For speed, it's recommended to use tf.function() to avoid doing everything in eager mode. Does the same thing happen then?
Thanks for suggestion, I have tried extracting,
@tf.function
def compute_gradient(model_):
with tf.GradientTape() as g:
loss_flow = model_.training_loss()
return g.gradient(loss_flow, model_.trainable_variables)
and calling this function in the loop but that doesn't make any difference (other than a minor speed-up on the quick evaluations).
I have tried the same code on three separate machines, each with different GPUs and got the same results so it does seem to be repeatable. Interestingly, if I increase the size of the training set then I have to increase the sleep time between loop iterations to see the unaffected times - perhaps the data is being moved/cleared in the background, which is affecting subsequent calls.
@a-mch I've just tried to reproduce this but couldn't (TensorFlow 2.2.0, but on Linux and on the CPU). I had to slightly adjust your minimal example (and updated your issue accordingly): Can you check again by copying that into a fresh file? Can you confirm whether this is an issue only on GPU or on CPU as well?
(NB- a function you wrap in tf.function() should not take complex objects such as the model as input!)
So looks like this is a GPU-only issue, and it still seems to be present with TF 2.3 and GPflow 2.1/develop. @a-mch what did you use as a "native TF" example for comparison where you say this issue isn't present? I'm suspecting it's got something to do with large matrices (GPR constructs an N x N matrix) getting shuffled to/from the GPU...
Hi, thanks for looking into it. I tried computing derivatives of a sq exp covariance function written with TensorFlow functions, like so,
import tensorflow as tf
import time
def compute(aa, bb, ll):
dist = ((aa[:, None, :] - bb[None, :, :]) / ll[None, None, :]) ** 2
return tf.reduce_sum(tf.exp(-tf.reduce_sum(dist, 2)))
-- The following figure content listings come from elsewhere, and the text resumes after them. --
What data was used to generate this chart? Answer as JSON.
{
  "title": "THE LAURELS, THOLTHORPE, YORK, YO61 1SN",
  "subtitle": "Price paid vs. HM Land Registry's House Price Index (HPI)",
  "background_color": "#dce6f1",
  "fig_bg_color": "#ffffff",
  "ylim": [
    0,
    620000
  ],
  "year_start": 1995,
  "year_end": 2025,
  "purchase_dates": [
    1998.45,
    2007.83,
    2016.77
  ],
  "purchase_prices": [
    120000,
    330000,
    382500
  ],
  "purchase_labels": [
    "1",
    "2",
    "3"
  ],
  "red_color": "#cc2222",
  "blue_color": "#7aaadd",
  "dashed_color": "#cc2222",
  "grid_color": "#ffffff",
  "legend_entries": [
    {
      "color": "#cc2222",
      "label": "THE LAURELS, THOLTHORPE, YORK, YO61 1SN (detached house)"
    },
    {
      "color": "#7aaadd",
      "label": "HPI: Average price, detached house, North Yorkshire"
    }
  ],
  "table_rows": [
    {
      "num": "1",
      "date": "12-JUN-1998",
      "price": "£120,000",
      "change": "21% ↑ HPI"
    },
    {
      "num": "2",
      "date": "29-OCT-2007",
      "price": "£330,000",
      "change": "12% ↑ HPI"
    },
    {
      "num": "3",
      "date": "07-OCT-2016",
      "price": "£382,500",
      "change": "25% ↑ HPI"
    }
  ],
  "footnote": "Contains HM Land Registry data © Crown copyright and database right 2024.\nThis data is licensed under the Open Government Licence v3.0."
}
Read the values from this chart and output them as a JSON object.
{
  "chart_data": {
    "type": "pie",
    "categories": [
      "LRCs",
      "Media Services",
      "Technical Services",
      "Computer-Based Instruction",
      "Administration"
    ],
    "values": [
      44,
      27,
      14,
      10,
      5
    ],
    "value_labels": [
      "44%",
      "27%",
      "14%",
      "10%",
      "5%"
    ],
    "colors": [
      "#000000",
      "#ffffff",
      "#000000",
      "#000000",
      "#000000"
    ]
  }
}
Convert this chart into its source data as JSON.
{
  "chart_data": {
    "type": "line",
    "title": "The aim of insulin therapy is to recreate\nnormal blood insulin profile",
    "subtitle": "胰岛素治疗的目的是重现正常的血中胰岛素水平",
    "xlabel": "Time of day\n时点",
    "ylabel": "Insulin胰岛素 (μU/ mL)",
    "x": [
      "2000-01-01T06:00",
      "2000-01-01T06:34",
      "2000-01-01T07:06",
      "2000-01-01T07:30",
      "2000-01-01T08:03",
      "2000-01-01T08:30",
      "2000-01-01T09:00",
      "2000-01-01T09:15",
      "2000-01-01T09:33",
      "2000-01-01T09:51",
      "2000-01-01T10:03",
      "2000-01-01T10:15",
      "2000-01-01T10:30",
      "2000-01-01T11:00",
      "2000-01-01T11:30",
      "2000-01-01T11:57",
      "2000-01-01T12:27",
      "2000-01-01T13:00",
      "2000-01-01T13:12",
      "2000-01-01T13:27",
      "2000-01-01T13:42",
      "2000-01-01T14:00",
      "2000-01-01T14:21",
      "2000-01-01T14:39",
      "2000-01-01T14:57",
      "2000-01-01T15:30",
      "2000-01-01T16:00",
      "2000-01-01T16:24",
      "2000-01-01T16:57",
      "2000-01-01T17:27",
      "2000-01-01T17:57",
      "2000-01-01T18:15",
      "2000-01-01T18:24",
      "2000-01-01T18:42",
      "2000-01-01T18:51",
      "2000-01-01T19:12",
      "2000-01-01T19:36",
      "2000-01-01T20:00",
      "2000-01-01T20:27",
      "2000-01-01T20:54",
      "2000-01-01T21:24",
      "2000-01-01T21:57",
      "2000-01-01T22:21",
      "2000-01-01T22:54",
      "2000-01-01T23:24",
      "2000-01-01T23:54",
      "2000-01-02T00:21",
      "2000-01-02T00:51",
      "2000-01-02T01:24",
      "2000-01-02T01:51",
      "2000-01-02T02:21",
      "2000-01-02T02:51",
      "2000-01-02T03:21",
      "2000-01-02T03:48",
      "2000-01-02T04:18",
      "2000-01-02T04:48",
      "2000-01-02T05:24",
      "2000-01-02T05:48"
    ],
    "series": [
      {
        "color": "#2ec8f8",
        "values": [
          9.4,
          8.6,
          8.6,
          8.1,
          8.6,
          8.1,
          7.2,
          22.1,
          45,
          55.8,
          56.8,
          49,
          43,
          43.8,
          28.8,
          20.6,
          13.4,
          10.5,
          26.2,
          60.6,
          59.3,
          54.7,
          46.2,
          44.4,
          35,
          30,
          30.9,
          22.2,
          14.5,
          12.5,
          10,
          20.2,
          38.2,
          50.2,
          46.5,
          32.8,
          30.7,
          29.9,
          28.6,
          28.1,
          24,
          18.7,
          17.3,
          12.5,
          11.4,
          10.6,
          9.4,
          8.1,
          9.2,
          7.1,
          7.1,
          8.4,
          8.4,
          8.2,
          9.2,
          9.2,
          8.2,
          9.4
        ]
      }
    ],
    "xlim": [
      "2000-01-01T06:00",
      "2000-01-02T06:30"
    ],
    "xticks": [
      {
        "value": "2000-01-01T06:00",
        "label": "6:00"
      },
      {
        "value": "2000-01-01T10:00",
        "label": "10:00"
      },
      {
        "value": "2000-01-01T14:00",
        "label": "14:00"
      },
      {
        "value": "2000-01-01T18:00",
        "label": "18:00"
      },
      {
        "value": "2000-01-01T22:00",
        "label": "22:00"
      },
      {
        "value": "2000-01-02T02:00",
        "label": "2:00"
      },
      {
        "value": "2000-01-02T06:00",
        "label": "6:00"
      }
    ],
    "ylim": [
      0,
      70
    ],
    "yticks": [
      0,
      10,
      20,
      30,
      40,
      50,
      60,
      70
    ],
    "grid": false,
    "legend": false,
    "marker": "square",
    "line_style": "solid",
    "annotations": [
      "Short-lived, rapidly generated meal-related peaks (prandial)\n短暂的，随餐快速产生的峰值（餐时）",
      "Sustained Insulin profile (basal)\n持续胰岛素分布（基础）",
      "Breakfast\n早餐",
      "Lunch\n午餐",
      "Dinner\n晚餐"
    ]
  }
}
def compute_gradient(a, b, l):
with tf.GradientTape() as g:
g.watch(l)
y = compute(a, b, l)
return g.gradient(y, l)
def run_test(num_repeats):
a = tf.random.normal((1000, 5))
b = tf.random.normal((1000, 5))
l = tf.random.normal((5, ))
# Initial call to initialise TensorFlow
dydl = compute_gradient(a, b, l)
# Call gradient tape in loop
for _ in range(num_repeats):
t0 = time.time()
dydl = compute_gradient(a, b, l)
len(dydl) # sanity check that it has actually computed the derivative
print('Derivative took %.3f milliseconds' % ((time.time() - t0) * 1000))
if __name__ == '__main__':
run_test(10)
Each iteration of the loop takes roughly the same time i.e. no slow down after the first iteration: Derivative took 2.991 milliseconds Derivative took 2.991 milliseconds Derivative took 2.993 milliseconds Derivative took 2.991 milliseconds Derivative took 3.991 milliseconds Derivative took 2.988 milliseconds Derivative took 2.032 milliseconds Derivative took 2.991 milliseconds Derivative took 2.000 milliseconds Derivative took 2.951 milliseconds
You are also correct that it the issue only appears on the GPU, if I run the code on the CPU then each loop iteration looks to take a similar amount of time.